EBS : The Block Storage solutions
Behind the name of Elastic Block Store, 5 storage classes are available:
- Magnetic: Historical Block Storage solution provided by AWS. As its name indicates, this product is powered-up by spinning disk making it inherently slow: 200 IOPS and 100 MB/s. But in the end of 2000s, it wasn't a low-cost but a general purpose.
- Throughput Optimized: Dedicated to large chunk processing, this product aims an optimal throughput. Still with HDD but efficient for Big Data or log processing.
- Cold HDD: In the same branch than Throughput Optimized but with lower price and performance. Useful for data with less frequently accessed volume like cached data storage.

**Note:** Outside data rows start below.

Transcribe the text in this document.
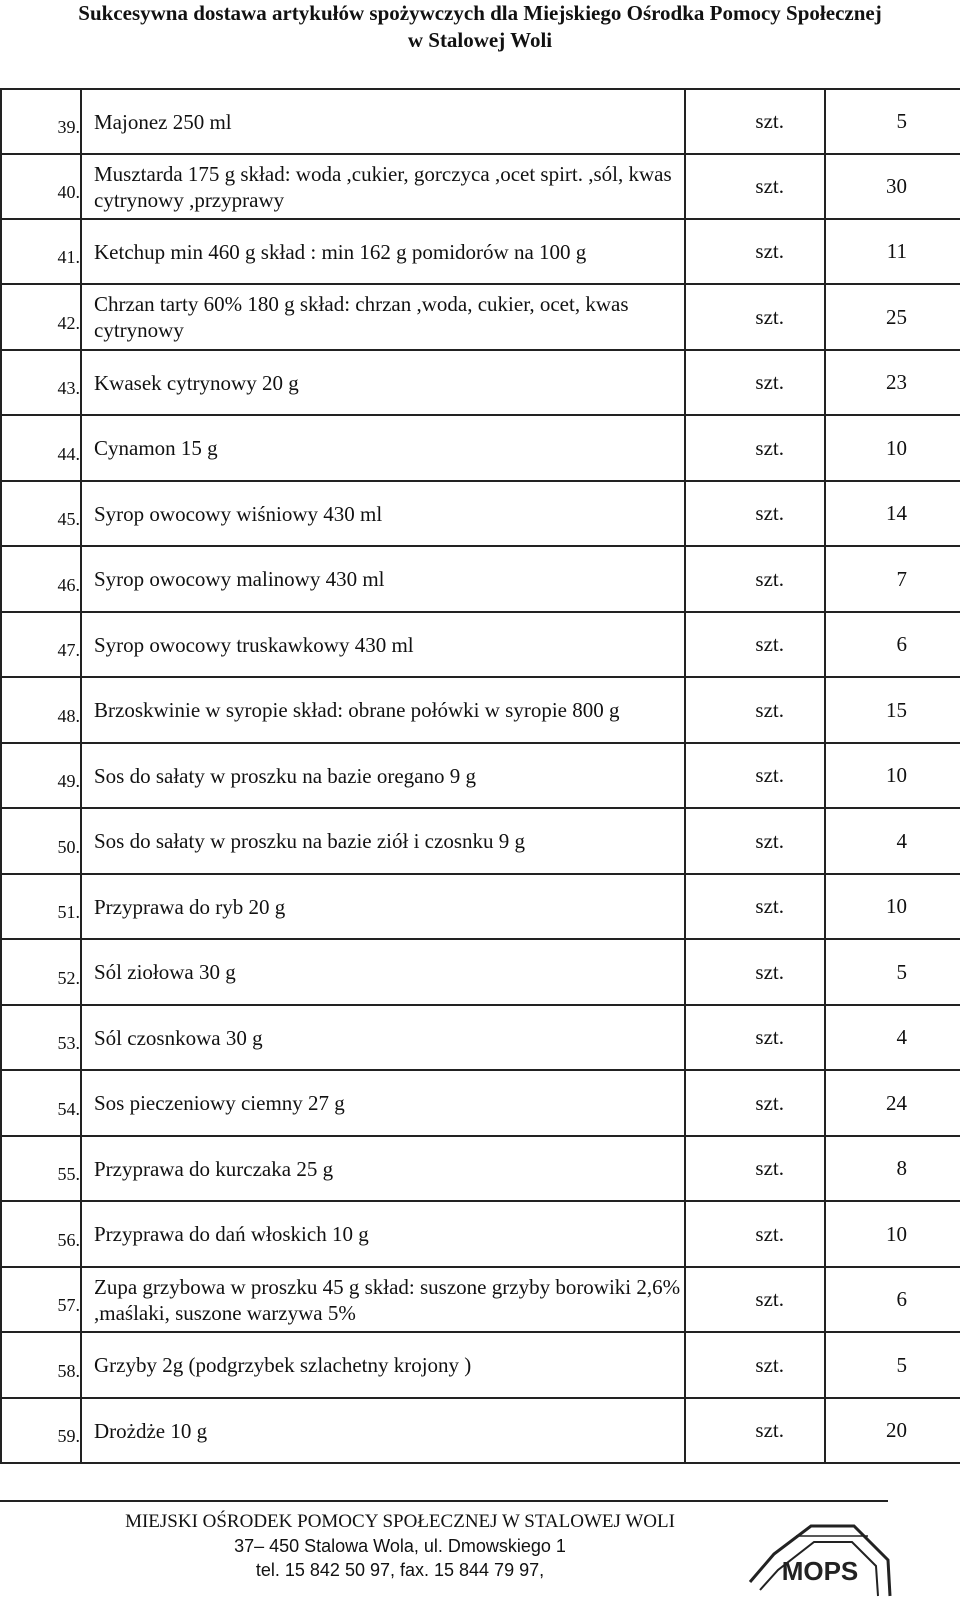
Sukcesywna dostawa artykułów spożywczych dla Miejskiego Ośrodka Pomocy Społecznej
w Stalowej Woli
39.	Majonez 250 ml	szt.	5
40.	Musztarda 175 g skład: woda ,cukier, gorczyca ,ocet spirt. ,sól, kwas cytrynowy ,przyprawy	szt.	30
41.	Ketchup min 460 g skład : min 162 g pomidorów na 100 g	szt.	11
42.	Chrzan tarty 60% 180 g skład: chrzan ,woda, cukier, ocet, kwas cytrynowy	szt.	25
43.	Kwasek cytrynowy 20 g	szt.	23
44.	Cynamon 15 g	szt.	10
45.	Syrop owocowy wiśniowy 430 ml	szt.	14
46.	Syrop owocowy malinowy 430 ml	szt.	7
47.	Syrop owocowy truskawkowy 430 ml	szt.	6
48.	Brzoskwinie w syropie skład: obrane połówki w syropie 800 g	szt.	15
49.	Sos do sałaty w proszku na bazie oregano 9 g	szt.	10
50.	Sos do sałaty w proszku na bazie ziół i czosnku 9 g	szt.	4
51.	Przyprawa do ryb 20 g	szt.	10
52.	Sól ziołowa 30 g	szt.	5
53.	Sól czosnkowa 30 g	szt.	4
54.	Sos pieczeniowy ciemny 27 g	szt.	24
55.	Przyprawa do kurczaka 25 g	szt.	8
56.	Przyprawa do dań włoskich 10 g	szt.	10
57.	Zupa grzybowa w proszku 45 g skład: suszone grzyby borowiki 2,6% ,maślaki, suszone warzywa 5%	szt.	6
58.	Grzyby 2g (podgrzybek szlachetny krojony )	szt.	5
59.	Drożdże 10 g	szt.	20
MIEJSKI OŚRODEK POMOCY SPOŁECZNEJ W STALOWEJ WOLI
37– 450 Stalowa Wola, ul. Dmowskiego 1
tel. 15 842 50 97, fax. 15 844 79 97,	MOPS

- General Purpose SSD: This is the common volume type used by consumers and shouldn't be taken as a standard SSD Block Storage. Firstly GP-SSD, is capped at 16KIOPS which is pretty low for an intensive workload. Secondly, its maximum performance are constrained by a credit system not letting you benefits permanently from the best performance. These both arguments make GP-SSD more appropriate for non-intensive workloads that do not require permanent charge.
- Provisioned IOPS SSD: It's an answer to the changing performance of General Purpose. This product allows user to define and pay for an amount of maximum IOPS going up to 64KIOPS. It makes possible storage-bound workloads but at a high price of $0.065 per provisioned IOPS.
Local storage
Block Storage isn't the only one solution provided by Amazon Web Services, since I3 series, local NVMe-SSD are available for High-IOPS workloads. Let's compare similar solutions on paper: i3.large vs r5.large + 500GB GP SSD.
Flavor | CPU | RAM | Storage | Monthly price |
---|---|---|---|---|
i3.large | 2 | 16 | 475GB local NVMe-SSD | $135 |
r5.large | 2 | 16 | General Purpose SSD | $168.4 |
As you can see on table and chart below, for an equivalent solution in term of basic specifications, it's much more worth opt in for the i3. Also, the NVMe devices are attached locally to I3 VMs without block storage creating a real gap in terms of IOPS and latency:
Features matter a lot
To do the a comparison of Block versus Local storage is inappropriate without taking in account features. In fact, despite its general lower performance Block Storage is a key component of Clouds' flexibility and reliability. Where a Local device may focus on latency, Block is attractive by all its features such as snapshot/backups, replication, availability and more. Here a small comparative table outlining general pro and cons:
Block | Local | |
---|---|---|
Latency | Low to high | Very low |
IOPS | Low to high | High to very high |
Replication | Yes | - |
SLA | Yes | - |
Price | Low to very high | Included with instance |
Size | Up to +16TB | Fixed at instance startup |
Persistence | Unlimited | Instance lifespan |
Hot-plug | Yes | No |
We see that there are clearly 2 usages: A non-guaranteed high performance and a flexible one.